Overall, generalised pruritus was the most common manifestation observed in the majority of patients with endocrinal disorders. This study highlights the importance of an integrated approach between dermatology and endocrinology. By systematically documenting various cutaneous changes in endocrinal disorders, diagnostic accuracy is enhanced, promoting earlier intervention and improved patient outcomes. Hence, this study supports the inclusion of cutaneous evaluation in the routine assessment of patients with suspected or confirmed endocrinal diseases.

Ethical approval:

The research/study was approved by the Institutional Review Board at NHL Institutional Review Board, dated 23 December 2020.

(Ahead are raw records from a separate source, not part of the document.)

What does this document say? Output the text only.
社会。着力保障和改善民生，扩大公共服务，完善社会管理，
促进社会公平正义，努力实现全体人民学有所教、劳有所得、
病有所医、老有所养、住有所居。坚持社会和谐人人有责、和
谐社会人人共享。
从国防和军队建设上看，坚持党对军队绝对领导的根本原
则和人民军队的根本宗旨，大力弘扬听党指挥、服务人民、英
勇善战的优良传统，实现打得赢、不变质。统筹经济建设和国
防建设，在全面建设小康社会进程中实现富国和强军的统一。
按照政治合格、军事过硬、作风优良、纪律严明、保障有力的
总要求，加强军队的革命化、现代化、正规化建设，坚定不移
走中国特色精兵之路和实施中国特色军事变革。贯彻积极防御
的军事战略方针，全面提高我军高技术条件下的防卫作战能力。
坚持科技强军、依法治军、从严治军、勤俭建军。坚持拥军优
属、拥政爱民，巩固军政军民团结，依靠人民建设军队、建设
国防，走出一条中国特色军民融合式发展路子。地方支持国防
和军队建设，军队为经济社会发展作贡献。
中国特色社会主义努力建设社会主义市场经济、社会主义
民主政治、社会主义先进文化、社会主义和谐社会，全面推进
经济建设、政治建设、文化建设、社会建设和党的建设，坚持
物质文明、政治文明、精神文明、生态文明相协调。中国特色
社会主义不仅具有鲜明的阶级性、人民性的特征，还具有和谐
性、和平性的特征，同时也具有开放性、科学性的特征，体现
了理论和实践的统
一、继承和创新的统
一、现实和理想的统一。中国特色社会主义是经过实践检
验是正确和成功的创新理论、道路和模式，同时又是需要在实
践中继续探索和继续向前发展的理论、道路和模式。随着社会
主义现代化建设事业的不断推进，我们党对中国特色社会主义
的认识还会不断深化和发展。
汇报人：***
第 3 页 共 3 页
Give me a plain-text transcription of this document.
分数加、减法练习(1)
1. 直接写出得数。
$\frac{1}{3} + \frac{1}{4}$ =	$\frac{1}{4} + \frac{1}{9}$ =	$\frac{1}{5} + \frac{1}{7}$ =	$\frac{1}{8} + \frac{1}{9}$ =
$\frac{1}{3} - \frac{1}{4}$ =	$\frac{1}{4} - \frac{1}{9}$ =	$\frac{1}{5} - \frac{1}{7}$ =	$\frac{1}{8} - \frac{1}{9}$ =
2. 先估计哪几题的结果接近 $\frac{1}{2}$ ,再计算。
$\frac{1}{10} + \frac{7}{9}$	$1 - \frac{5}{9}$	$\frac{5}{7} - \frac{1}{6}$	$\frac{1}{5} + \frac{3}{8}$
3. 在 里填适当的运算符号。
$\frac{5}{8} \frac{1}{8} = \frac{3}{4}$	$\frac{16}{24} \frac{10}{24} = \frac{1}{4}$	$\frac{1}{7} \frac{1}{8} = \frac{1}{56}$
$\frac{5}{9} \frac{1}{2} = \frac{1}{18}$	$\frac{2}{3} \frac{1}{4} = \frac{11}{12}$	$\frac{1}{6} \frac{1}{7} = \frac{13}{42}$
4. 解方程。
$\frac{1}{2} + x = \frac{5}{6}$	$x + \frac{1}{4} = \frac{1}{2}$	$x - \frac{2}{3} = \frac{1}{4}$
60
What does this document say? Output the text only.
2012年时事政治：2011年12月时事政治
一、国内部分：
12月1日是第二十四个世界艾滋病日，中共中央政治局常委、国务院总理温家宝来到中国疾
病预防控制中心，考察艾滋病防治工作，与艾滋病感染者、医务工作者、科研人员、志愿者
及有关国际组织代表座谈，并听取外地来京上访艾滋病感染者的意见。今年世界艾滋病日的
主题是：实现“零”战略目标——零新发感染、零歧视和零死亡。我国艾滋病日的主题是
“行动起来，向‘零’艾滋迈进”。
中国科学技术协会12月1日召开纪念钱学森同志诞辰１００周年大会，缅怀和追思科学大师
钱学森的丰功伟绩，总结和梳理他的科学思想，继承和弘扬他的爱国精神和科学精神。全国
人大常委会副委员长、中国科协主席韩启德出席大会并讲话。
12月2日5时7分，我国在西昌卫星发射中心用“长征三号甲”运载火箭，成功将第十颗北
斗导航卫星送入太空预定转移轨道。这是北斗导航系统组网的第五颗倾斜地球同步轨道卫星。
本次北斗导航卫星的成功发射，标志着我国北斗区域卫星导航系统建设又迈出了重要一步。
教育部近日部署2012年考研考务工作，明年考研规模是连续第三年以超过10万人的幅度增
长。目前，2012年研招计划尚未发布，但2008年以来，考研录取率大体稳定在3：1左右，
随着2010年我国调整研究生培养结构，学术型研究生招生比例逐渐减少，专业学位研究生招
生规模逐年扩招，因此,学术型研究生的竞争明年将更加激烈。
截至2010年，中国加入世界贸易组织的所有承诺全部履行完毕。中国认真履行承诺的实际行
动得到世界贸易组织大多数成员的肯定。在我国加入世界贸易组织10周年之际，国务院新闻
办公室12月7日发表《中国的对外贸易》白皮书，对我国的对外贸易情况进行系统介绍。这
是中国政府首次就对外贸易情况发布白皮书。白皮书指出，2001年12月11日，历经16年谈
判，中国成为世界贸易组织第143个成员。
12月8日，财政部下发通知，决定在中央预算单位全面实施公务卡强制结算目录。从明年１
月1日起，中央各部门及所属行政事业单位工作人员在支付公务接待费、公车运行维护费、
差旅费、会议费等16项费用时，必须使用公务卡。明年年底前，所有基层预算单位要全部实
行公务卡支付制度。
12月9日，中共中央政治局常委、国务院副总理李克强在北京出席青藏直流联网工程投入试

Declaration of patient consent:

The authors certify that they have obtained all appropriate patient consent forms. In the form, the patients have given their consent for their images and other clinical information to be reported in the journal. The patients understand that their names and initials will not be published and due efforts will be made to conceal their identity, but anonymity cannot be guaranteed.

Conflicts of interest:

There are no conflicts of interest.

Use of artificial intelligence (AI)-assisted technology for manuscript preparation:

The authors confirm that there was no use of artificial intelligence (AI)-assisted technology for assisting in the writing or editing of the manuscript and no images were manipulated using AI.

Financial support and sponsorship: Nil.